Updated: Sep 14
9.14.23 New Moon
I like to measure my days in delight. The delight of roosters crowing in the morning twilight, as I lie cozy in my bed. The delight of dancing by myself in the kitchen at lunchtime. The delight of gathering clean, sun-warmed clothes from the line into my arms. The delight of that first star sparkling before moonrise. The delight of rain.
My vegetable garden -- a cluster of ceramic pots on my roof -- is a trusted source of delight for me. Except when it's not.
Last week I buried a sickly cucumber plant in a nearby park, and cut back the scraggly verdologa, hoping it might start anew. Relentless extreme heat advisories and scalding sun, the inherent challenges of growing plants in containers, and my inexperience in the tropics meant that the garden that had filled my heart with joy for months now felt sad and sickly.
Among the tired beings there, my tomato plant was still green, but with an odd stillness and thin stiff flowers bearing no signs of the tomatoes I'd dreamed of.

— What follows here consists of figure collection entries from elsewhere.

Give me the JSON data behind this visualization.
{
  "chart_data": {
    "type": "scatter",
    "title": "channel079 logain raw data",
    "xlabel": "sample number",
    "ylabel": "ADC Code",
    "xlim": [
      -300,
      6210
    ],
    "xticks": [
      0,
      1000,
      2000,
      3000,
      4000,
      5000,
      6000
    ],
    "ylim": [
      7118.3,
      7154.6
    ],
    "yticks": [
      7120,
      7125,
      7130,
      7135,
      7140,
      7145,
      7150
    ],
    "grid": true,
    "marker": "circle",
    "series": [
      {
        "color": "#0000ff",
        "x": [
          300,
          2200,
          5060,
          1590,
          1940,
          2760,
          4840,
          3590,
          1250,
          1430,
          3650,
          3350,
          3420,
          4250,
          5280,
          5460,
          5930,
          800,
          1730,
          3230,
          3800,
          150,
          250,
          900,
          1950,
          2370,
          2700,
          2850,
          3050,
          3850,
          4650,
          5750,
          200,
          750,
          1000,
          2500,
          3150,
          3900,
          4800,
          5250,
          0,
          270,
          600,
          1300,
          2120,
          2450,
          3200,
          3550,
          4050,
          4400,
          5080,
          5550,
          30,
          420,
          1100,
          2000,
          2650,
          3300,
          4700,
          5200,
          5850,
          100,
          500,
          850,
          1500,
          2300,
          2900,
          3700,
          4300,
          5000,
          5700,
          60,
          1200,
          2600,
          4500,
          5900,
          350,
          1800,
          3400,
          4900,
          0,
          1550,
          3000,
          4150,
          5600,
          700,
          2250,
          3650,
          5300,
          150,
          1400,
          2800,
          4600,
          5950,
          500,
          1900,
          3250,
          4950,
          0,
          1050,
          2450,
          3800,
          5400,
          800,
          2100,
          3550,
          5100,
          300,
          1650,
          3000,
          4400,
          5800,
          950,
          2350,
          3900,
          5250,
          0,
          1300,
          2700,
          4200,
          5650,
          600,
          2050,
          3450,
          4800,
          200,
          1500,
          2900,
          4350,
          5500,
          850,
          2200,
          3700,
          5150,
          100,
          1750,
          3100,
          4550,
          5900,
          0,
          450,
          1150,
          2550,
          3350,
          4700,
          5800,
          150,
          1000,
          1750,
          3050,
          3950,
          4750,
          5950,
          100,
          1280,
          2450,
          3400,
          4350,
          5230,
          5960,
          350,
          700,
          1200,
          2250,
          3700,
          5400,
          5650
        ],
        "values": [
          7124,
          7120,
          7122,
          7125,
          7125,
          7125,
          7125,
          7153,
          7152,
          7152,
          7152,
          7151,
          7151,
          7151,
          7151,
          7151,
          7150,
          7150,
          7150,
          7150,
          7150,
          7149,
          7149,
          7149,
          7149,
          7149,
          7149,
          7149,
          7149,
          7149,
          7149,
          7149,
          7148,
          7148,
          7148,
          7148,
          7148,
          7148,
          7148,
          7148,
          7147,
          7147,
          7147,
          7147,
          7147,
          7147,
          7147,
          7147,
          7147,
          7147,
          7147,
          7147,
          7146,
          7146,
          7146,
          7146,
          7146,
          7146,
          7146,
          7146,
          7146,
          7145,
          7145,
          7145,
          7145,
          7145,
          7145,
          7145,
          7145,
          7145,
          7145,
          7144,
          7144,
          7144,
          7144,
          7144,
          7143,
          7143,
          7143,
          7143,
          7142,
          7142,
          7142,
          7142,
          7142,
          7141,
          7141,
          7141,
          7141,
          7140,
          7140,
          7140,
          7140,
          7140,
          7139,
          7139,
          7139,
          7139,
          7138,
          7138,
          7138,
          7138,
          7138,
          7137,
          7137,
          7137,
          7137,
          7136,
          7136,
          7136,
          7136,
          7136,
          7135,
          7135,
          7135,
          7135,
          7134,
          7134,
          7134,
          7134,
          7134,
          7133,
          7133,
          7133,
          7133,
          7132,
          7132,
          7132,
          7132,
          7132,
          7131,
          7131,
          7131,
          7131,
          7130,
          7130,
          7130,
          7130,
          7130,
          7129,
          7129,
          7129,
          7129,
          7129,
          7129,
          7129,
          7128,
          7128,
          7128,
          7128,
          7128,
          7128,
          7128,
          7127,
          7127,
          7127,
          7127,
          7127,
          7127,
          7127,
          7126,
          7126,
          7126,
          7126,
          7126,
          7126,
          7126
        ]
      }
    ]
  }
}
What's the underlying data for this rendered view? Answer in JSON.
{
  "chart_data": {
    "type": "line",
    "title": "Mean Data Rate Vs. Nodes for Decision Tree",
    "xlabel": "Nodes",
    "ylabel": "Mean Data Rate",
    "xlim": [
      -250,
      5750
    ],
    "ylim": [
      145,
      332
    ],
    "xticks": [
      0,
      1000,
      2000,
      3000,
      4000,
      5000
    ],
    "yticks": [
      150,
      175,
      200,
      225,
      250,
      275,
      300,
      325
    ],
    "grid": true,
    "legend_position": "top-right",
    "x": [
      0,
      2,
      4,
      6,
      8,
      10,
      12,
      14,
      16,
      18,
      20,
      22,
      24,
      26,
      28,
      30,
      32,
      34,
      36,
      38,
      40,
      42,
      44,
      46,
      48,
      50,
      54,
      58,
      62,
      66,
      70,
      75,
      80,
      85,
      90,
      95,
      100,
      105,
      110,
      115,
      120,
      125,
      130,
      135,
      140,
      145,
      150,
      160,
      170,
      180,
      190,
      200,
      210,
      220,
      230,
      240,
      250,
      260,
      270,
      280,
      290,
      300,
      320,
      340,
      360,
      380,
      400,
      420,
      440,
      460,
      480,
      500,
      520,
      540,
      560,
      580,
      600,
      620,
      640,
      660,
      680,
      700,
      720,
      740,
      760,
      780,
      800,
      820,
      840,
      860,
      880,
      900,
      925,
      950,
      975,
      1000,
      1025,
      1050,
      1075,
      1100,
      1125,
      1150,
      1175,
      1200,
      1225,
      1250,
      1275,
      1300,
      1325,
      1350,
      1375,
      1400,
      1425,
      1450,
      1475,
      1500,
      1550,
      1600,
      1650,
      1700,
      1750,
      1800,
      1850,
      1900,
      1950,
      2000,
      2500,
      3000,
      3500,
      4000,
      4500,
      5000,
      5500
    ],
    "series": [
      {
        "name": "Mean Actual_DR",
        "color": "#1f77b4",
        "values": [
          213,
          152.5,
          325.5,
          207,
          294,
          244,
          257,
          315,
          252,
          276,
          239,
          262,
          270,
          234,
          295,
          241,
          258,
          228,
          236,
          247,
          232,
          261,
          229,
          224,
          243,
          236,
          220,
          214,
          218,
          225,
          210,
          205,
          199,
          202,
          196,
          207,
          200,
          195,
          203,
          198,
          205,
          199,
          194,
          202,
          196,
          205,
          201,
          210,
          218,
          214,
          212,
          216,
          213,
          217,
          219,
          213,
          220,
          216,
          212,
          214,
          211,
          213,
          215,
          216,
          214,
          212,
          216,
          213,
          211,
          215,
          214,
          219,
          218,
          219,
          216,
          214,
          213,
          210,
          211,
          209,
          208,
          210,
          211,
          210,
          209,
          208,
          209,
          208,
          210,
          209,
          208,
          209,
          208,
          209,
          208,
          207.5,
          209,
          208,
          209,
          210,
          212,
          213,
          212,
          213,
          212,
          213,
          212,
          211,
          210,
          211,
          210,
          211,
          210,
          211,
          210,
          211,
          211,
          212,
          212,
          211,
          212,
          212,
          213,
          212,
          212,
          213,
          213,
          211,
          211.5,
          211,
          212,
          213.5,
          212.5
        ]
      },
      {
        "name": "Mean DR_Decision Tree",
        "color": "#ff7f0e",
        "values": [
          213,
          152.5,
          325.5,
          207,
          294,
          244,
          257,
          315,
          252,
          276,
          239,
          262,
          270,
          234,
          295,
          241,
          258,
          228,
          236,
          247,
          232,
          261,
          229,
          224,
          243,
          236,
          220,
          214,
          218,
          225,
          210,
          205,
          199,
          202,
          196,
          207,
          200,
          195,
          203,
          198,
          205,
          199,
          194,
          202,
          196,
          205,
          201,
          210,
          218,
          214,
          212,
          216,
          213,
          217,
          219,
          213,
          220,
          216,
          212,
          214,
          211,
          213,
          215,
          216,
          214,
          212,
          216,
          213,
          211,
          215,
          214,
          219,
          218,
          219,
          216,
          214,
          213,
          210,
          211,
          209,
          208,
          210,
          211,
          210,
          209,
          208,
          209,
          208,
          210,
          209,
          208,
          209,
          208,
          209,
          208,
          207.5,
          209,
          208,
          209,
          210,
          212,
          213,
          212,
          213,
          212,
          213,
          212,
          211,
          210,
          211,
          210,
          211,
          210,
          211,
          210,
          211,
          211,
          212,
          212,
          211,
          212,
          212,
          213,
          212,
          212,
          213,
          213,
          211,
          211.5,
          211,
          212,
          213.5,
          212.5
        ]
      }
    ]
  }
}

My garden sadness struck a nerve. I sat on my couch as perennial questions dug in: Has my life mattered? Am I living my values? Will I survive?
My heart filled with despair.
But I'm an Aries, born for action. I'm not giving up on that tomato plant I announced to myself. Picking up my garden shears I headed to the roof.
Standing before my tomato plant I whispered to her, "I'm going to trim some of your arms now, so you can be strong and grow."
Gently, my eyes blurred with tears, I snipped off a few branches. Stepping back, I gathered the cut branches, ready to lay them to rest in the park.
Then I looked at the cut branches I held in my arms. And there they were.
Very baby tomatoes. But tomatoes.
The branches I cut in despair had grown tomatoes.
I checked the branches I hadn't cut, but, of course, they had none. The only tomatoes growing in my garden were on the branches I just cut.
I began to laugh (see cellphone video below), as I usually do when the universe's messages get so obvious.
In my despair I lost my faith in abundance. A painful, comical, and invaluable lesson.
I know that heartache and doubt are portals to wisdom. That sickness and dying are part of life.
And, when despair begins to cloud my vision and the craving for certainty warps my heart, I will remember: always, always, look for the tomatoes.
Gratitude to Ross Gay whose Book of Delights reminded us all to remember delight, and whose aptly-themed chapter,"Tomato On Board," may be my favorite story ever.